算法学习——求割点与桥的tarjan算法 HDU4738

前天打周赛做到 HDU4738  绞尽脑汁都没想到用什么好的方法来解决这个问题   周赛结束之后跟Yasola和xcy讨论了一下居然用到  tarjan算法   exm???  tarjan不是用来求 lca的么???

回去怒补了一发才知道   tarjan原来是一系列是算法   根据我看到的博客原文  可以这么说   tarjan是个天才  他伟大的一生创造了无数的算法  统称 tarjan算法  其中有三个最有名的  求lca  求图的割点与桥 (还有一个啥来着    反正我最近一定要学一下   无奈看完之后就断电熄灯了   一直拖到昨晚才学


基本概念:

图论里的桥  即 连接两个子图唯一边   如果这条边被你砍了  整个图将被你一分为二

图论里的割点  同桥的理解   只是对象是一个结点  如果这个结点被你分开   那么整个图也将分裂


因为我也是刚学   hdu4738 的对象也是一张无向图  以下均以无向图进行讨论   有向图日后再说


在tarjan算法中  对于一张图  我以深搜为核心  并且每个节点只访问一次  那么最后深搜得到的图   会是什么??

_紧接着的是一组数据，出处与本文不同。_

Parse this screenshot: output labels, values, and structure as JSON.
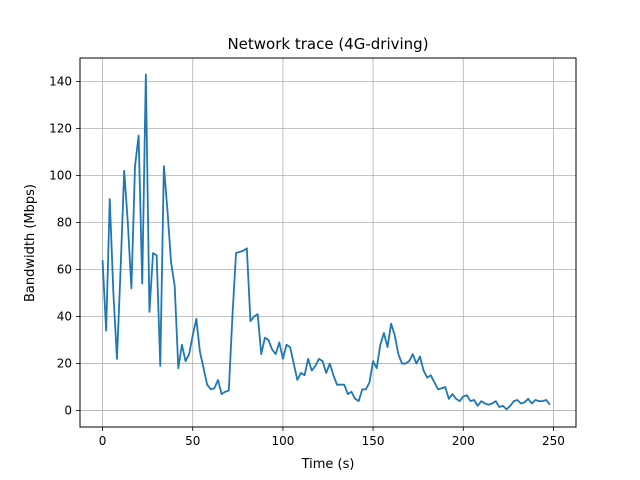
{
  "chart_data": {
    "type": "line",
    "title": "Network trace (4G-driving)",
    "xlabel": "Time (s)",
    "ylabel": "Bandwidth (Mbps)",
    "xlim": [
      -12.5,
      262.5
    ],
    "ylim": [
      -7,
      150
    ],
    "xticks": [
      0,
      50,
      100,
      150,
      200,
      250
    ],
    "yticks": [
      0,
      20,
      40,
      60,
      80,
      100,
      120,
      140
    ],
    "grid": true,
    "line_color": "#1f77b4",
    "series": [
      {
        "x": [
          0,
          2,
          4,
          6,
          8,
          10,
          12,
          14,
          16,
          18,
          20,
          22,
          24,
          26,
          28,
          30,
          32,
          34,
          36,
          38,
          40,
          42,
          44,
          46,
          48,
          50,
          52,
          54,
          56,
          58,
          60,
          62,
          64,
          66,
          68,
          70,
          72,
          74,
          76,
          78,
          80,
          82,
          84,
          86,
          88,
          90,
          92,
          94,
          96,
          98,
          100,
          102,
          104,
          106,
          108,
          110,
          112,
          114,
          116,
          118,
          120,
          122,
          124,
          126,
          128,
          130,
          132,
          134,
          136,
          138,
          140,
          142,
          144,
          146,
          148,
          150,
          152,
          154,
          156,
          158,
          160,
          162,
          164,
          166,
          168,
          170,
          172,
          174,
          176,
          178,
          180,
          182,
          184,
          186,
          188,
          190,
          192,
          194,
          196,
          198,
          200,
          202,
          204,
          206,
          208,
          210,
          212,
          214,
          216,
          218,
          220,
          222,
          224,
          226,
          228,
          230,
          232,
          234,
          236,
          238,
          240,
          242,
          244,
          246,
          248
        ],
        "y": [
          64,
          34,
          90,
          50,
          22,
          60,
          102,
          80,
          52,
          104,
          117,
          54,
          143,
          42,
          67,
          66,
          19,
          104,
          85,
          63,
          53,
          18,
          28,
          21,
          24,
          32,
          39,
          25,
          18,
          11,
          9,
          9.5,
          13,
          7,
          8,
          8.5,
          40,
          67,
          67.5,
          68,
          69,
          38,
          40,
          41,
          24,
          31,
          30,
          26,
          24,
          29,
          22,
          28,
          27,
          20,
          13,
          16,
          15,
          22,
          17,
          19,
          22,
          21,
          16,
          20,
          15,
          11,
          11,
          11,
          7,
          8,
          5,
          4,
          9,
          9,
          12,
          21,
          18,
          28,
          33,
          27,
          37,
          32,
          24,
          20,
          20,
          21,
          24,
          20,
          23,
          17,
          14,
          15,
          12,
          9,
          9.5,
          10,
          5,
          7,
          5,
          4,
          6,
          6.5,
          4,
          4.5,
          2,
          4,
          3,
          2.5,
          3,
          4,
          1.5,
          2,
          0.5,
          2,
          4,
          4.5,
          3,
          3.5,
          5,
          3,
          4.5,
          4,
          4,
          4.5,
          2.5
        ]
      }
    ]
  }
}
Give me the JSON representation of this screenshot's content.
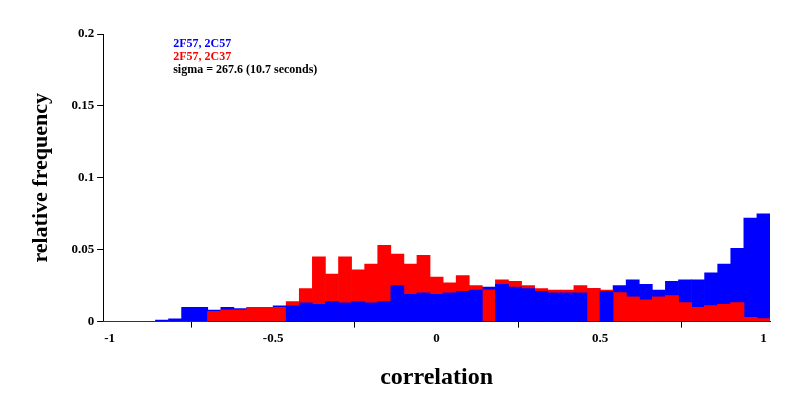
{
  "chart_data": {
    "type": "histogram",
    "xlabel": "correlation",
    "ylabel": "relative frequency",
    "annotations": [
      "sigma = 267.6 (10.7 seconds)"
    ],
    "bins": [
      -1.02,
      -0.98,
      -0.94,
      -0.9,
      -0.86,
      -0.82,
      -0.78,
      -0.74,
      -0.7,
      -0.66,
      -0.62,
      -0.58,
      -0.54,
      -0.5,
      -0.46,
      -0.42,
      -0.38,
      -0.34,
      -0.3,
      -0.26,
      -0.22,
      -0.18,
      -0.14,
      -0.1,
      -0.06,
      -0.02,
      0.02,
      0.06,
      0.1,
      0.14,
      0.18,
      0.22,
      0.26,
      0.3,
      0.34,
      0.38,
      0.42,
      0.46,
      0.5,
      0.54,
      0.58,
      0.62,
      0.66,
      0.7,
      0.74,
      0.78,
      0.82,
      0.86,
      0.9,
      0.94,
      0.98,
      1.02
    ],
    "series": [
      {
        "name": "2F57, 2C57",
        "color": "#0000ff",
        "values": [
          0,
          0,
          0,
          0,
          0.001,
          0.002,
          0.01,
          0.01,
          0.008,
          0.01,
          0.009,
          0.01,
          0.01,
          0.011,
          0.011,
          0.013,
          0.012,
          0.014,
          0.013,
          0.014,
          0.013,
          0.014,
          0.025,
          0.019,
          0.02,
          0.019,
          0.02,
          0.021,
          0.022,
          0.024,
          0.026,
          0.024,
          0.023,
          0.021,
          0.02,
          0.02,
          0.02,
          0.023,
          0.021,
          0.025,
          0.029,
          0.026,
          0.022,
          0.028,
          0.029,
          0.029,
          0.034,
          0.04,
          0.051,
          0.072,
          0.075
        ]
      },
      {
        "name": "2F57, 2C37",
        "color": "#ff0000",
        "values": [
          0,
          0,
          0,
          0,
          0,
          0,
          0,
          0,
          0.007,
          0.008,
          0.008,
          0.01,
          0.01,
          0.01,
          0.014,
          0.023,
          0.045,
          0.033,
          0.045,
          0.036,
          0.04,
          0.053,
          0.047,
          0.04,
          0.046,
          0.031,
          0.027,
          0.032,
          0.025,
          0.022,
          0.029,
          0.028,
          0.025,
          0.023,
          0.022,
          0.022,
          0.025,
          0.023,
          0.022,
          0.02,
          0.017,
          0.015,
          0.017,
          0.018,
          0.013,
          0.01,
          0.011,
          0.012,
          0.013,
          0.003,
          0.002
        ]
      }
    ],
    "xlim": [
      -1.02,
      1.02
    ],
    "xticks": [
      -1,
      -0.5,
      0,
      0.5,
      1
    ],
    "ylim": [
      0,
      0.2
    ],
    "yticks": [
      0,
      0.05,
      0.1,
      0.15,
      0.2
    ],
    "grid": false
  }
}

是一棵树!!  (这真是太奇妙了    我自认为对搜索有点信心   但是从来没有想过这样的应用

于是有如下定理:

在无向连通图G中

1.根结点为割点  当且仅当它有两个及以上的子结点

2.非根节点为割点   当且仅当 u 存在结点 v 及其所有后代都没有反向边可以返回 u 的祖先 (不包括 u


我们在深搜过程中每一个节点都有他的访问次序  我们定义一个  时间戳 dfn 来表示

另外我们还需要一个  定义一个  low 表示 该结点反向能达到的最小的  dfn   ( 初始都是 low=dfn

虽然我们深搜出一棵树   但是我们的研究对象还是原图   对于原图来说   每一个结点都会有若干条边 

如果在这时  我的结点 u 有一条到 v 的边  而且  low[v] <= dfn[u] 这就表示在 u 结点有一条边  可以返回到之前的结点 并形成一个环  那么显而易见 这根本不会是桥

相反  只要对每一个边访问   若  low[v] > dfn [u] 那么这条边即为 桥


大犇都是先理解割点再理解桥的   像我这种菜鸡只能从  割点的特殊情况桥 开始理解

对于割点的话道理 还是差不多   无非是一个 等号的问题

在判断桥中   如果 low[v]==dfn[u] 那么这意味着始末都是这个 u 结点的一个 环而已  (包括自环) 没什么影响  只要是环  那么必然不是桥

而对于割点   如果 low[v]==dfn[u] 那么v及其所有子结点都必须通过 u 结点来访问 u 的祖先  所以 u 仍然是割点


附带 HDU 4738

E - Caocao's Bridges
Time Limit:1000MS     Memory Limit:32768KB     64bit IO Format:%I64d & %I64u
Submit Status Practice HDU 4738

Description

Caocao was defeated by Zhuge Liang and Zhou Yu in the battle of Chibi. But he wouldn't give up. Caocao's army still was not good at water battles, so he came up with another idea. He built many islands in the Changjiang river, and based on those islands, Caocao's army could easily attack Zhou Yu's troop. Caocao also built bridges connecting islands. If all islands were connected by bridges, Caocao's army could be deployed very conveniently among those islands. Zhou Yu couldn't stand with that, so he wanted to destroy some Caocao's bridges so one or more islands would be seperated from other islands. But Zhou Yu had only one bomb which was left by Zhuge Liang, so he could only destroy one bridge. Zhou Yu must send someone carrying the bomb to destroy the bridge. There might be guards on bridges. The soldier number of the bombing team couldn't be less than the guard number of a bridge, or the mission would fail. Please figure out as least how many soldiers Zhou Yu have to sent to complete the island seperating mission.

Input

There are no more than 12 test cases. 

In each test case: 

The first line contains two integers, N and M, meaning that there are N islands and M bridges. All the islands are numbered from 1 to N. ( 2 <= N <= 1000, 0 < M <= N 2 ) 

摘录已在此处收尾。